殺人熱波の後、ここシアトルは急に寒くなりました。
湿気があるので、寒くてぶるぶる震えるほどではないのですが、日中でも25℃に届くかどうかという感じで、朝晩は20℃を下回って、窓を開けて寝ると朝方寒くて目が覚めるほどでした。
昔、子供のころ、父親の会社の保養所に毎年泊まりに行っていたのですが、その高原の匂いがします。おそらく、朝露に濡れた草の匂いですね。
こちらに越してきてから、子供のころを妙に思い出すのは、たぶんこういう匂いのせいだと思います。
私は父の仕事の関係で、小学校に上がる前までと、高校時代という思春期真っただ中を北海道で過ごしました。

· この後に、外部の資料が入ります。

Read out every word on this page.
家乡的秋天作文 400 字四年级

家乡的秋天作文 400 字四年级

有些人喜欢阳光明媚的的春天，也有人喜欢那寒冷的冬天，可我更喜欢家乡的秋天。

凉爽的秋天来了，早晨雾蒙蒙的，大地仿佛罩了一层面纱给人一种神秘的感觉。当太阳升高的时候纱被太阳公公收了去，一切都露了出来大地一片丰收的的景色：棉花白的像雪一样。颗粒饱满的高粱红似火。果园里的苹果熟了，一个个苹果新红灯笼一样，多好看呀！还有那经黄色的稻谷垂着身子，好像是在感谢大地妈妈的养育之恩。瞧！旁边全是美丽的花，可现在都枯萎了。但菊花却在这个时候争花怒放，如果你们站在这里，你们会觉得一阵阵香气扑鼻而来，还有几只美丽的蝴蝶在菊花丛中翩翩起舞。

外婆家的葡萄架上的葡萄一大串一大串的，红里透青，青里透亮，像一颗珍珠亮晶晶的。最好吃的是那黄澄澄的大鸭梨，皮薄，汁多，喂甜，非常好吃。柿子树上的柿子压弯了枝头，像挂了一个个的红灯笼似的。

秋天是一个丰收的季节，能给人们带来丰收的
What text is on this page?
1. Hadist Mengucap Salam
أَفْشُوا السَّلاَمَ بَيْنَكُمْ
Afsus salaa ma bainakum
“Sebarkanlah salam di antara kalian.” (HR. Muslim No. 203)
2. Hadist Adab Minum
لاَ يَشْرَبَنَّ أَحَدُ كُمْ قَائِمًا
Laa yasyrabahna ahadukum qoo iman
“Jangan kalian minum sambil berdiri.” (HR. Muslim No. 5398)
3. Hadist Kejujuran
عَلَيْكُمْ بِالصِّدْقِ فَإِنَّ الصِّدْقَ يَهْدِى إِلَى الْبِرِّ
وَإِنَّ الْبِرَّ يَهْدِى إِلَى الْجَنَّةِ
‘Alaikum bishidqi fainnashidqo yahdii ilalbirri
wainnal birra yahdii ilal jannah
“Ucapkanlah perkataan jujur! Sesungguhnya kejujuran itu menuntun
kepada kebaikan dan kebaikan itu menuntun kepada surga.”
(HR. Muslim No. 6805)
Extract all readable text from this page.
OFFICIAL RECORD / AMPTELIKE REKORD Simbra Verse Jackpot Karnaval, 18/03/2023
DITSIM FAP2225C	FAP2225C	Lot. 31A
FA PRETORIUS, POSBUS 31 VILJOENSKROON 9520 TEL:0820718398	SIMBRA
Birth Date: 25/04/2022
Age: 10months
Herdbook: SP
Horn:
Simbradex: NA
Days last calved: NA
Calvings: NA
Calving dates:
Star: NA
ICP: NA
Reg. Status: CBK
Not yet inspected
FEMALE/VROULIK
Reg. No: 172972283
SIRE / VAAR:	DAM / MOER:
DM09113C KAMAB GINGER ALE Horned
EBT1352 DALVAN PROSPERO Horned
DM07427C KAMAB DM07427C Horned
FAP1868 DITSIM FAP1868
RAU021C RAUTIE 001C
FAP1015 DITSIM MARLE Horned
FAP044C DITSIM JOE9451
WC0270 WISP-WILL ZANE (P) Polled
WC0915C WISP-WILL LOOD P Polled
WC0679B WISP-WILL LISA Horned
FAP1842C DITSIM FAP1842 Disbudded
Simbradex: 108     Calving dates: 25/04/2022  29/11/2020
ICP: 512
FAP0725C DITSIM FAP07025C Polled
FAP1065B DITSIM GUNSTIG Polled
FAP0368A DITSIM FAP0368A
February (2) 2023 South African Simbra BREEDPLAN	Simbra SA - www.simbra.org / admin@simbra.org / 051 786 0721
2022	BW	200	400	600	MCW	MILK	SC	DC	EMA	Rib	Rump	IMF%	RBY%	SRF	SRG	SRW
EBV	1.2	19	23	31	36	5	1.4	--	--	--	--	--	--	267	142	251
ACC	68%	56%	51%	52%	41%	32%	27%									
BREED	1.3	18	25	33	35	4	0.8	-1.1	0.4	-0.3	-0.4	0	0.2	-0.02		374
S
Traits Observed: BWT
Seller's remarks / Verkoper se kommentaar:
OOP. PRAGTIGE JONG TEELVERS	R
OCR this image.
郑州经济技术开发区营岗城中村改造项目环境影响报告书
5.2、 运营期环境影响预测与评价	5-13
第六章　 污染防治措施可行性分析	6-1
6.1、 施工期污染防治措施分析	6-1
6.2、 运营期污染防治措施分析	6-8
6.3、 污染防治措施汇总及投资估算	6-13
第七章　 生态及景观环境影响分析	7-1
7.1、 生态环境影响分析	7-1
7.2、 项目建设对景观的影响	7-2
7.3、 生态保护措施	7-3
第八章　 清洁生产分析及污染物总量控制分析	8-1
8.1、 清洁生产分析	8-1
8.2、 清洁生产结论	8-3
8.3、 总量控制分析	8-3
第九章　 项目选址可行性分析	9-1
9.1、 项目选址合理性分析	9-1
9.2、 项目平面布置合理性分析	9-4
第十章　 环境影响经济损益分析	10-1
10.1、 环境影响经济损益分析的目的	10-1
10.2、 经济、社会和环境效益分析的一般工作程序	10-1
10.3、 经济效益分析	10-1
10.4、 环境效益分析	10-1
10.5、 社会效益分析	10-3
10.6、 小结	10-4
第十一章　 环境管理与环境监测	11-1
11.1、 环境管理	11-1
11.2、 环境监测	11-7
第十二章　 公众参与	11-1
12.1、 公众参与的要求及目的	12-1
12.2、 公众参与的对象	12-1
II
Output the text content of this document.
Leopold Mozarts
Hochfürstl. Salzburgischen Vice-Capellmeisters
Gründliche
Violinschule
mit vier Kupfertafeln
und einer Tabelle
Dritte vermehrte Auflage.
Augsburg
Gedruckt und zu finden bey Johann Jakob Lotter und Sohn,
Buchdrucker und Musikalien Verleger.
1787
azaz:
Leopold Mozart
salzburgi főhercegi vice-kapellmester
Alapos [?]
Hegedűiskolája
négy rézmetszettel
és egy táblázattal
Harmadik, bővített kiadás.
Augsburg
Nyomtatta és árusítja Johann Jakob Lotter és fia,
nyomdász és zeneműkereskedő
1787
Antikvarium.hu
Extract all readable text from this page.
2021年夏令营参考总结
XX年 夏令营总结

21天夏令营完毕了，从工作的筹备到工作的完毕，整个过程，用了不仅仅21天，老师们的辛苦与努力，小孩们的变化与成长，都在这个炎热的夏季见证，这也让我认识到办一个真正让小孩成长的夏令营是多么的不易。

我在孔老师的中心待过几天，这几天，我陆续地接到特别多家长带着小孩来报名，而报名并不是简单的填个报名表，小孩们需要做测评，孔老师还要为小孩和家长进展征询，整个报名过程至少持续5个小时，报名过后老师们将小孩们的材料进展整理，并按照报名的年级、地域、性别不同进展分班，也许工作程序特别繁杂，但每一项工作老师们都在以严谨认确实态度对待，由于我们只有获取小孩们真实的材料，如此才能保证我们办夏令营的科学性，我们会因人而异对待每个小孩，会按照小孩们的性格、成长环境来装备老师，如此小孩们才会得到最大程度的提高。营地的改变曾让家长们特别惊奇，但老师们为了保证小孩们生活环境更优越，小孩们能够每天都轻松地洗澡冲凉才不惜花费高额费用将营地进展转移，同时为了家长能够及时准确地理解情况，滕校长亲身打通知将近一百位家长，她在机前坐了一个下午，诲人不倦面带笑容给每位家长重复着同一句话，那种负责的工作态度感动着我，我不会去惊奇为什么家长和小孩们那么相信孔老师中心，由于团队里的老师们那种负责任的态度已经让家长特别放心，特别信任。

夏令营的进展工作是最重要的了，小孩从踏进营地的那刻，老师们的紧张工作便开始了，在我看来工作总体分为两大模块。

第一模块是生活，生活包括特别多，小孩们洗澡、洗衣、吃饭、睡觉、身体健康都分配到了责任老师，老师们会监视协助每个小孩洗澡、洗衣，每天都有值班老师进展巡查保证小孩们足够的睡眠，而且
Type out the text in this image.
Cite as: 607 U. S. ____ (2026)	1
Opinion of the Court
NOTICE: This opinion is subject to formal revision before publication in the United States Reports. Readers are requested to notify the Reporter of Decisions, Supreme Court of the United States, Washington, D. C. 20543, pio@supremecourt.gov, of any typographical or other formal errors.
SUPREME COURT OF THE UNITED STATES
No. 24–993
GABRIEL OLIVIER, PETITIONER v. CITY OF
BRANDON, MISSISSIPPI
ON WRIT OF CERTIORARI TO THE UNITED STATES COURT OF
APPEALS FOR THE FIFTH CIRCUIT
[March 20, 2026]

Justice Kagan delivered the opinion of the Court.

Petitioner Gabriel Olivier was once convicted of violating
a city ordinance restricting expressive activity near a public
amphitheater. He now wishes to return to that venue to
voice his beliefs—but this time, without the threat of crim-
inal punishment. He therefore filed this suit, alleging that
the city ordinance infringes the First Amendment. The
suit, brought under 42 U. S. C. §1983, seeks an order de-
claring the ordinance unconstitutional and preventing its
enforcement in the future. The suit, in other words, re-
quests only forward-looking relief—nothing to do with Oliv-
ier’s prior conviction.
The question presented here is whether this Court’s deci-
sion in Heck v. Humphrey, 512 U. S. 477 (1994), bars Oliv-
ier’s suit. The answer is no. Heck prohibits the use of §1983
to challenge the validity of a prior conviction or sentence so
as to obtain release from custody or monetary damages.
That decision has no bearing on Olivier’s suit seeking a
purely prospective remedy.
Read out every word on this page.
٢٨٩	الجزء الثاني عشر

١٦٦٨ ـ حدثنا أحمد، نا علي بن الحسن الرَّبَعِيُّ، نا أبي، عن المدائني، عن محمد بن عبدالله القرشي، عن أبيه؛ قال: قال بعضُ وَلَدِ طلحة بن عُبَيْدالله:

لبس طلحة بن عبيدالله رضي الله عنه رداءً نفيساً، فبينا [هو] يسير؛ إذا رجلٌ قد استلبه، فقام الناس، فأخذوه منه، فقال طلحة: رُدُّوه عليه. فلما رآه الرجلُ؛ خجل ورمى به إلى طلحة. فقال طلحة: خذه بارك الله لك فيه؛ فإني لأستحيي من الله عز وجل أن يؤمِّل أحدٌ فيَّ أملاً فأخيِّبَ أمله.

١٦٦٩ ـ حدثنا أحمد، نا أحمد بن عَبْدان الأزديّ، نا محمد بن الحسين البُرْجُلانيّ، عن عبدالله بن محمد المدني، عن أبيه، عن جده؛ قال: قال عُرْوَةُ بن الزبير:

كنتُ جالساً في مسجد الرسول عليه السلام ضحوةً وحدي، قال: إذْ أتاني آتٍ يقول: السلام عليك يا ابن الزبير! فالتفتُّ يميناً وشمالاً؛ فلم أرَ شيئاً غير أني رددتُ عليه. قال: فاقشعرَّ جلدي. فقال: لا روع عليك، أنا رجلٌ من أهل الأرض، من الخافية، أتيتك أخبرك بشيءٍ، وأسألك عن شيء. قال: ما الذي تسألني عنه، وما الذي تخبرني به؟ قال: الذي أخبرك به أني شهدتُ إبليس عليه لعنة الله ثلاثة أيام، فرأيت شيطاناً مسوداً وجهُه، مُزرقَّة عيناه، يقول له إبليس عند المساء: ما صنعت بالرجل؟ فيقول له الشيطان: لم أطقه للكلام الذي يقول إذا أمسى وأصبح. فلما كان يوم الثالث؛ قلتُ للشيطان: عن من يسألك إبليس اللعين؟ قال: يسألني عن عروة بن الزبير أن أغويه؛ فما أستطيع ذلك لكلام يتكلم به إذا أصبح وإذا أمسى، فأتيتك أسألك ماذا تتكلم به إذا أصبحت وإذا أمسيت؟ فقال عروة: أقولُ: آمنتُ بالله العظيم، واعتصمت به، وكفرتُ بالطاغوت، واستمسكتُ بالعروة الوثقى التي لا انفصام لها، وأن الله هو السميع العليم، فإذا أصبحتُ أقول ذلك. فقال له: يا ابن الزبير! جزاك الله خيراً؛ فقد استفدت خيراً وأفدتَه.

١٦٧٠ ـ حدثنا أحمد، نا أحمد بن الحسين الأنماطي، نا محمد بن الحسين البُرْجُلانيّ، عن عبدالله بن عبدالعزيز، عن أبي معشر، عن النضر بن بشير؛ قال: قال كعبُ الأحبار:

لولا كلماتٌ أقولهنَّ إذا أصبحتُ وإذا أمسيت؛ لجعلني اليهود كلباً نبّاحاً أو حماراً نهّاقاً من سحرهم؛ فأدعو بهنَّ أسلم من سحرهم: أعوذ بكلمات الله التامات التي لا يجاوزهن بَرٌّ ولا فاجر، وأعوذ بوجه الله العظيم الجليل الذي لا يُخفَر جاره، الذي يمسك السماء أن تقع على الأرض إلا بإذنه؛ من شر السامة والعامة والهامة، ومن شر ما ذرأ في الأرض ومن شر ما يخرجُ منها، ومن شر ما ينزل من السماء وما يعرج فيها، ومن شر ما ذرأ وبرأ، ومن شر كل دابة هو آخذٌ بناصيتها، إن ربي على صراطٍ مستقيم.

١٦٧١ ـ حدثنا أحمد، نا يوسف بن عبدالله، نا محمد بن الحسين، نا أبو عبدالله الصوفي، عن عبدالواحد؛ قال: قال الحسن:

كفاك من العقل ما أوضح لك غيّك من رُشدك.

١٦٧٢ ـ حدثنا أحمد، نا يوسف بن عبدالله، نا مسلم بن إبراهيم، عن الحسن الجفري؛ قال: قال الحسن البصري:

札幌という都会ではなく、田舎の地方都市だったので、見渡す限りの草原とか、そこに放たれている馬とかは当たり前に見てきましたし、クラスメイトが牧場主の息子とかっていうことも、わりと珍しくなかったのです。
実家が高校のない田舎町だったりすると、下宿生という生徒もたくさんいました。
そこの寮母さんがどれくらい理不尽か、という話を面白おかしく聞かせてくれる先輩もいました。
私は中3の2学期、受験前のギリギリに、北海道の学校に編入しました。
2学期ももう終わりかけの時に、ひとりの女の子が突然現れました。
久しぶりに帰ってきた、と周りのクラスメイトが、やや小ばかにした調子で言っているのが聞こえました。どうやら、もともとこのクラスの生徒で、何かの事情でしばらく学校に来ていなかったようなのです。
その後、その子が夏の間は襟裳岬に昆布を採りに行っている、という話を聞きました。
昆布を採りに行っている
この言葉の意味がよくわかりませんでした。いえ、日本語はわかります。昆布を採りに行っている。
でも、本当に意味するところがわからなかった。私は小中と東京にいましたから、昆布を採りに行かなくてはならない事情を持った友達がいなかったのです。でもおそらく、北海道のその辺りでも珍しかったんだと思います。
クラスに、いつもポツンとひとりでいる女の子がいました。
昆布採りの女の子がクラスに入ってくると、そのポツンとしていた女の子は息を吹き返したようになって、いつも二人でいるようになりました。聞くところによると、そのポツンとしていた子も転校生で、おとなしくてぽっちゃりとしていた子で、風貌などでからかわれたようで、クラスになじめなかったようでした。
でも、その昆布採りの女の子は、卒業を待たずにまたクラスを離れました。
また昆布を採りに行ったんだ、とうわさを聞きました。
たまに、その時の二人の女の子のことを思い出します。
名前も覚えていないふたり。
でも、教室の隅で、いつも一緒にいた二人の後姿をよく覚えています。
今思い返してみれば、彼女たちの背負っていたさまざまなことを想像することはできるようになりました。いま彼女たちは幸せに暮らしているだろうか、でもそんなことを考えていること自体が、何だか思い上がりのような気もします。
澄んだ空気と濡れた草の匂いをかぐと、子供のころを思い出してしまいます。